HAN wants all of its members to make commitments around investing, supply purchasing and hiring, but also understands that health systems are at different places along that journey, Zuckerman said.
“We want the Healthcare Anchor Network to be inclusive of systems that are just getting started in this work and making commitments that look a little different than what we’ve articulated in our leadership commitments,” he said.
In 2019, HAN organized a campaign in which 14 of its members pledged to invest more than $700 million toward community-based initiatives to address economic and environmental drivers of health outcome disparities.
St. Louis-based SSM Health was among the health system members that contributed seed funding to help get HAN off the ground. The not-for-profit system has identified zip codes with high rates of poverty and has set goals to hire people who live in those areas, said Dr. Alex Garza, SSM’s chief community health officer. The system is also working to increase its local purchasing and is exploring the best way to invest in local businesses, he said.
The goal behind all of this is to think further upstream about health so that SSM is helping mitigate risk factors that affect people’s health, Garza said.

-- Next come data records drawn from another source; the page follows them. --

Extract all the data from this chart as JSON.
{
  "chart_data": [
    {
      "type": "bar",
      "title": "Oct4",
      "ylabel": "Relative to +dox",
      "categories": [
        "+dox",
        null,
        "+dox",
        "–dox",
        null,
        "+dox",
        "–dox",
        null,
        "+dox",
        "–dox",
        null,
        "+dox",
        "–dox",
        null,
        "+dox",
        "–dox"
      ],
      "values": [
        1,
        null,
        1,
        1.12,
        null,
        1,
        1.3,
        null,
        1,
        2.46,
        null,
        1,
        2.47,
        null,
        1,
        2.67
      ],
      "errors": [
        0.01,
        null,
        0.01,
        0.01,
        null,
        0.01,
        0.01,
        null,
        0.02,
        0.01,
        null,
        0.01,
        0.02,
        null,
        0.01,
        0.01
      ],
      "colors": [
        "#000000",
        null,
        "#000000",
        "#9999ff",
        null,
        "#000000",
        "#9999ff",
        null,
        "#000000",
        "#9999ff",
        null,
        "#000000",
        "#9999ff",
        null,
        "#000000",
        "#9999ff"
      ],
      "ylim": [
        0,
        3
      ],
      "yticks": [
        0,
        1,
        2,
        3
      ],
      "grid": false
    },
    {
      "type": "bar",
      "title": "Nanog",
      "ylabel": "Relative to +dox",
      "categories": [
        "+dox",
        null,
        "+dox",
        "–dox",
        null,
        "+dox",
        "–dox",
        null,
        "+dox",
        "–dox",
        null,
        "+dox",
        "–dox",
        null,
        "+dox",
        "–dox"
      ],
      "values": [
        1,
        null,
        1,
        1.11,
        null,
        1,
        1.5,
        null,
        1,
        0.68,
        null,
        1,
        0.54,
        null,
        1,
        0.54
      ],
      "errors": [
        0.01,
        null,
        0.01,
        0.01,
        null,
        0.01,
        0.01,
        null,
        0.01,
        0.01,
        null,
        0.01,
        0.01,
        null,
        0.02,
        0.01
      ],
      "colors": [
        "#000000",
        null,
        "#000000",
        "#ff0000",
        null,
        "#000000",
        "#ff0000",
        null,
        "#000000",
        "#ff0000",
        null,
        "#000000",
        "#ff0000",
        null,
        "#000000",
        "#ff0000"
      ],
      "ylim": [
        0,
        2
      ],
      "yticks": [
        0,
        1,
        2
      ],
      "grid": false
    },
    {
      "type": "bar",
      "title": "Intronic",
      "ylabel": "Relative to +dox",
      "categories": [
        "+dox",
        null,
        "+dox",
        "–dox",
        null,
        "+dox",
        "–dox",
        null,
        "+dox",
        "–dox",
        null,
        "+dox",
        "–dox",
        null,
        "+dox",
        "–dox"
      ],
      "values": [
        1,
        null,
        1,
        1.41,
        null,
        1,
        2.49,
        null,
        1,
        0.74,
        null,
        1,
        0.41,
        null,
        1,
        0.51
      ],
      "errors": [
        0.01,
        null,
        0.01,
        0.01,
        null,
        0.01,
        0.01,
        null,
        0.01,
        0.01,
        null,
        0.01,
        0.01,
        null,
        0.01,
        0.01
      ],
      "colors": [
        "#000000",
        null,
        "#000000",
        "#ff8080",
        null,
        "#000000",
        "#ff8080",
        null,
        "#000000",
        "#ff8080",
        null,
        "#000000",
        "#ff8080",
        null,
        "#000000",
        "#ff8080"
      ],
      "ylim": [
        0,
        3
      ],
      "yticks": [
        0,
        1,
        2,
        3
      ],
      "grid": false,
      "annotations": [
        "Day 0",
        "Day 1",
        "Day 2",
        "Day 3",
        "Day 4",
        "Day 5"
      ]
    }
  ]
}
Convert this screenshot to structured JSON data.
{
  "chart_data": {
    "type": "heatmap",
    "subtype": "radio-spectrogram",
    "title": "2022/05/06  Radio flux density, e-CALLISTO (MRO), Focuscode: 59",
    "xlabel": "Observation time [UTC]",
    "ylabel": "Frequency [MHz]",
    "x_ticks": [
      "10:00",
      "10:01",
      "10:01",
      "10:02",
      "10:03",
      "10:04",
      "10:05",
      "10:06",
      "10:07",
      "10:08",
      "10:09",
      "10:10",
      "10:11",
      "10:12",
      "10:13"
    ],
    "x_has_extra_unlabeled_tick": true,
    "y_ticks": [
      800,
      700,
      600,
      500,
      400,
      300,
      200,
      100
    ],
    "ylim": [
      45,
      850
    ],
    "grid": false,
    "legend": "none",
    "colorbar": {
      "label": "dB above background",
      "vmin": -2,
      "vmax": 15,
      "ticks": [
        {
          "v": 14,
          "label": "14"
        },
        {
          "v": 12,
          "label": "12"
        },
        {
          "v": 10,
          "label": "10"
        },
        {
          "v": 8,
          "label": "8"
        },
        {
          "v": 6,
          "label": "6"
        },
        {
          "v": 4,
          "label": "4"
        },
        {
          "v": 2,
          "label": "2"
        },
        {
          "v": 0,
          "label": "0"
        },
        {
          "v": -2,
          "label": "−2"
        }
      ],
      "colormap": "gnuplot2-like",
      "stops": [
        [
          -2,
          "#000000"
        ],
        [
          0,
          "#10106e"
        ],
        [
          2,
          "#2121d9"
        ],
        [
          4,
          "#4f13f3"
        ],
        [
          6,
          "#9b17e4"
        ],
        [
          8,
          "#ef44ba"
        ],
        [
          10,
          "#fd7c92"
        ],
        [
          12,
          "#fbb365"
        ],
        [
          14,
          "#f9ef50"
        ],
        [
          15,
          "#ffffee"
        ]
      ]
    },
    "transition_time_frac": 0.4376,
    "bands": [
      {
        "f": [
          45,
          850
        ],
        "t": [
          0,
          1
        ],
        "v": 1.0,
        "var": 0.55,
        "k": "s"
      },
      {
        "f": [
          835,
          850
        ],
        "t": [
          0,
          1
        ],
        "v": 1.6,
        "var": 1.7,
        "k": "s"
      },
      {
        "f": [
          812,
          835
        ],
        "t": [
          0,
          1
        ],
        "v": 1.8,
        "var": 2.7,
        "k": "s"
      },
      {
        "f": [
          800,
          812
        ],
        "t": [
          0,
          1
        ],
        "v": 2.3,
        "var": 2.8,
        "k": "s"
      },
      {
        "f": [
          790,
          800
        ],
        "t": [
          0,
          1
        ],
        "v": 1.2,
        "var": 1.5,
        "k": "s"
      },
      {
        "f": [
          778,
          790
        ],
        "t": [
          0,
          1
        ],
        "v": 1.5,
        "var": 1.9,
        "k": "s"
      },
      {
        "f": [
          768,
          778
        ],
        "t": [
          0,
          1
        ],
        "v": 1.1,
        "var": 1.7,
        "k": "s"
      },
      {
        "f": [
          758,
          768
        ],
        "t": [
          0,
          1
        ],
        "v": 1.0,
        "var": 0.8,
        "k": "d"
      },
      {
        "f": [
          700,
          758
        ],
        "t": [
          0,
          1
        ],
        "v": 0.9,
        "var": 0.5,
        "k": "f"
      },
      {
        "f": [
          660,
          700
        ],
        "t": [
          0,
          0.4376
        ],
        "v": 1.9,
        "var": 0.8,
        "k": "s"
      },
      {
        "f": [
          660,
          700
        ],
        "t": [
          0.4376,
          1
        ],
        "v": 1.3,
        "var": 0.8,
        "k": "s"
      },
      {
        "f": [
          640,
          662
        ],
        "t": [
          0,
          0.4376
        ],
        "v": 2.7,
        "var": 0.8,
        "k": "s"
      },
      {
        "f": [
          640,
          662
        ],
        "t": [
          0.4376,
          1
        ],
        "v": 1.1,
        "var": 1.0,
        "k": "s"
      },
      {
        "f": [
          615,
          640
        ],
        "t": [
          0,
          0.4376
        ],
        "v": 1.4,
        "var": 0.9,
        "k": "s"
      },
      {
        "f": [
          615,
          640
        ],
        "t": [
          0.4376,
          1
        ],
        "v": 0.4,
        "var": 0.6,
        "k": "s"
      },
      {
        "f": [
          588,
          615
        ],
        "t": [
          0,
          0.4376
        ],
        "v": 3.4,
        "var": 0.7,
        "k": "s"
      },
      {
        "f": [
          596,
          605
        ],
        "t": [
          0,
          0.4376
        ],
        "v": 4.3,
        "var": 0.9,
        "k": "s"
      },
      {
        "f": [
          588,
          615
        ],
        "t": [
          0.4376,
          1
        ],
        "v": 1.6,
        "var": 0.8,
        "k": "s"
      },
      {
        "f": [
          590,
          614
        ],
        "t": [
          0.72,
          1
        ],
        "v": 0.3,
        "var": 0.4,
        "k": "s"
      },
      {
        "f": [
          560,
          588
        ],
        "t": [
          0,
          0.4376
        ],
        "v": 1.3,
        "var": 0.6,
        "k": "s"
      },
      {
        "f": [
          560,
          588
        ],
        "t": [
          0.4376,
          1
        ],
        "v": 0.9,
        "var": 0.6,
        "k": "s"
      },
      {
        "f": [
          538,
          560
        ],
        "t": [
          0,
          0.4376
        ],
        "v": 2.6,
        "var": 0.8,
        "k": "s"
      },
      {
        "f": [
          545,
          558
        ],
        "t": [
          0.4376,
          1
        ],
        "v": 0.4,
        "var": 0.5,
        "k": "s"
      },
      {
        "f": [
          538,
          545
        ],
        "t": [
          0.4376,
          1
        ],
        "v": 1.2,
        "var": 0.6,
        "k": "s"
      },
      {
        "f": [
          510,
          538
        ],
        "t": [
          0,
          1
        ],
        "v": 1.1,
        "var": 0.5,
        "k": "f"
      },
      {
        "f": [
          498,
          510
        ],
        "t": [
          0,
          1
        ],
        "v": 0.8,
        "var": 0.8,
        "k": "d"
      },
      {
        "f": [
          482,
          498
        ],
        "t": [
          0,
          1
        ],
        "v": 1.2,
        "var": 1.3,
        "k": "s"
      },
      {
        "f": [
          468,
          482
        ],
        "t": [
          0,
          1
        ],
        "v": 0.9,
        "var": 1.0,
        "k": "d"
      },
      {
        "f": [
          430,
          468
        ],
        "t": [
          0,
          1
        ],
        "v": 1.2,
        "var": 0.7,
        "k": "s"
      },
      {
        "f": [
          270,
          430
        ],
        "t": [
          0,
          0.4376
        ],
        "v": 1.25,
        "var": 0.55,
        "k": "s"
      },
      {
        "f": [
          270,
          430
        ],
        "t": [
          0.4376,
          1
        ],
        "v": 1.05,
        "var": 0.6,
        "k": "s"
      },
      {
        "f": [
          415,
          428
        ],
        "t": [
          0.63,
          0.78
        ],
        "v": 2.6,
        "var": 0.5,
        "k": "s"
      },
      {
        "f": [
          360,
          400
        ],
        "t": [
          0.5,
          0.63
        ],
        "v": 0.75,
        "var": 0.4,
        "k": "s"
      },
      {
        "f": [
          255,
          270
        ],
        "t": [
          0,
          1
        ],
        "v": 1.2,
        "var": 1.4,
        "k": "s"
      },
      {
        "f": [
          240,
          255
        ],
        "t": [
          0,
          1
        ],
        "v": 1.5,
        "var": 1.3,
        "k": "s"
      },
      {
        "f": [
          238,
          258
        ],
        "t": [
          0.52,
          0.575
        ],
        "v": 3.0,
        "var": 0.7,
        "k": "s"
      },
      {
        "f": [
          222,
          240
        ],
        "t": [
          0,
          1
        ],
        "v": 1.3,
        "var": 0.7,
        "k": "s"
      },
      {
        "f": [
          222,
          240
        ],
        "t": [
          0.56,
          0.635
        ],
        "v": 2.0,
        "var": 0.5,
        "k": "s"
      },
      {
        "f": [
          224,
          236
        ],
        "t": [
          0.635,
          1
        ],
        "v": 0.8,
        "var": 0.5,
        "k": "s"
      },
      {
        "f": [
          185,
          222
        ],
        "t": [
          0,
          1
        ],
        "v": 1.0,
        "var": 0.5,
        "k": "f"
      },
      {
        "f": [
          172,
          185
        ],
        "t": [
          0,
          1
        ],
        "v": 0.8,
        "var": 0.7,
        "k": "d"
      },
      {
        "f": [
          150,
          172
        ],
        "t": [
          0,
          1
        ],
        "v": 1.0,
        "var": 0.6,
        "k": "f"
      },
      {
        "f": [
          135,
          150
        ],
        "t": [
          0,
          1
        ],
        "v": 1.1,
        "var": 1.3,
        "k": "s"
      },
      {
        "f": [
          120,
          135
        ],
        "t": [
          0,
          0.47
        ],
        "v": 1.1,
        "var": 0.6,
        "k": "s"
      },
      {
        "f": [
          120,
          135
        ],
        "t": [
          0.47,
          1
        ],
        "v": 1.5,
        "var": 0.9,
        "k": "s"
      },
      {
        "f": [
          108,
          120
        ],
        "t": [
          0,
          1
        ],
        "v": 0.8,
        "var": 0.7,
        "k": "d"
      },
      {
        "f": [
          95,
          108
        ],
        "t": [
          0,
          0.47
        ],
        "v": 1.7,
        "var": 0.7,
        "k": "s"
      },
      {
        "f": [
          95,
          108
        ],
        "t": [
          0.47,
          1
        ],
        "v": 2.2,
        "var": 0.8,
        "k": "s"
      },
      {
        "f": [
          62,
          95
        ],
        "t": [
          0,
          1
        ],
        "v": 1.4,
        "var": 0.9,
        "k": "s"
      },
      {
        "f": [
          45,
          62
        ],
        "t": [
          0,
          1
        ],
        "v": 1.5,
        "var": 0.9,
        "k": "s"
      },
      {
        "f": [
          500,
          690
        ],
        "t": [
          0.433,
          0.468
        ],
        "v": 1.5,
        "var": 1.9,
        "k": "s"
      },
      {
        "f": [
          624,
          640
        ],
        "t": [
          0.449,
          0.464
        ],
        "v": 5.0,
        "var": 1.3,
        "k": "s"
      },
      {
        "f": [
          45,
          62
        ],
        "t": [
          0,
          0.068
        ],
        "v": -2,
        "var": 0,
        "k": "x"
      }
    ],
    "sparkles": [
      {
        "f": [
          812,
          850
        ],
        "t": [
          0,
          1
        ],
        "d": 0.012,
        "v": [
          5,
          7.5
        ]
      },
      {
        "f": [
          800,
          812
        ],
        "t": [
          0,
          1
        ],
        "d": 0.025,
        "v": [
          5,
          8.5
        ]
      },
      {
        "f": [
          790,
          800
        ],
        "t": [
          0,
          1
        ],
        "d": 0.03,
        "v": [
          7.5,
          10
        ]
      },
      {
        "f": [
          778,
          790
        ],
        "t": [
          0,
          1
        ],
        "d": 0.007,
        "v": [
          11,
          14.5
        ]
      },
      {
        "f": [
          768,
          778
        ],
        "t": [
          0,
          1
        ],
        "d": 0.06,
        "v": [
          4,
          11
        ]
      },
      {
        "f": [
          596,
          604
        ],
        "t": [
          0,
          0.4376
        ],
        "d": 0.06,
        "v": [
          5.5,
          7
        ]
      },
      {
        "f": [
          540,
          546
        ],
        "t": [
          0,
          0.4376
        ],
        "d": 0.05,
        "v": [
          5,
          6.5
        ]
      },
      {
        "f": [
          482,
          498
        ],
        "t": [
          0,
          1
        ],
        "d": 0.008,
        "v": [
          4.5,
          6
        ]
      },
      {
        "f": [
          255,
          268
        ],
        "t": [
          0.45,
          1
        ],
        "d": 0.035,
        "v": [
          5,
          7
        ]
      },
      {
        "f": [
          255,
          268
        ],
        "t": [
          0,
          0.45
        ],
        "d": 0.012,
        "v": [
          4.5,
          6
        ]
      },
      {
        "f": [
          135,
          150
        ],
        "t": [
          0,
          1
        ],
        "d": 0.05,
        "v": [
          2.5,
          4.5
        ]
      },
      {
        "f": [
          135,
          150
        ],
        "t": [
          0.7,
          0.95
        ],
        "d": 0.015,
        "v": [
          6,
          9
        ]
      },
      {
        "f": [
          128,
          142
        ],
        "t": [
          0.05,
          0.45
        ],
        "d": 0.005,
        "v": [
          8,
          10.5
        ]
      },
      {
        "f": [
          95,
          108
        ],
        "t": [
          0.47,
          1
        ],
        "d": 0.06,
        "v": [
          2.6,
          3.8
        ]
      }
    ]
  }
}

“You can’t do that if you’re merely thinking about the economics of it, by that I mean the monetary return on investment,” he said. “It’s a long-term return on your investment. But we know if we don’t get started now, we’re never going to end up with that healthy community without that investment on the front end.”
HAN collected just over $2 million in seed funding from a handful of health systems, which also includes Kaiser, Intermountain Healthcare, Trinity Health, CommonSpirit Health and ProMedica. The organization will still rely on grant dollars, but the health system contributions will help it get off the ground, Zuckerman said. Later this year, HAN will announce a new commitment around local hiring and workforce development, he said.
Download Modern Healthcare’s app to stay informed when industry news breaks.
Kaiser Permanente, a massive integrated health system based in Oakland, California, is further along in its progress on the purchasing and investment fronts. The system now spends over $2 billion annually on minority- and women-owned businesses and has $220 million invested under HAN’s place-based commitment, said John Vu, Kaiser’s vice president of strategy for community health. The investments are spread across a variety of initiatives, including affordable housing and neighborhood revitalization.
“We believe we must create good conditions for health,” Vu said. “That includes trying to contribute to good economic opportunities wherever we are.”
Intermountain has been a HAN member almost since the initiative’s inception. To date, the Salt Lake City-based health system has invested in more than 600 units of affordable housing, including a fund that makes housing affordable for teachers, health professionals and police officers, said Lisa Nichols, the system’s assistant vice president of community health.
“We all know that health is broader than just healthcare delivery,” Nichols said. “So to the extent that we can consider all of our assets when improving the health and wellbeing of our community, we’re really delivering on our mission in a much more comprehensive way.”
HAN asks all its members to submit annually data around hiring, purchasing and investing. It then posts the information to a members-only platform, where the health systems can view their progress against benchmarks, Zuckerman said. Eventually, he said the idea is to track year-over-year improvements and share the progress publicly.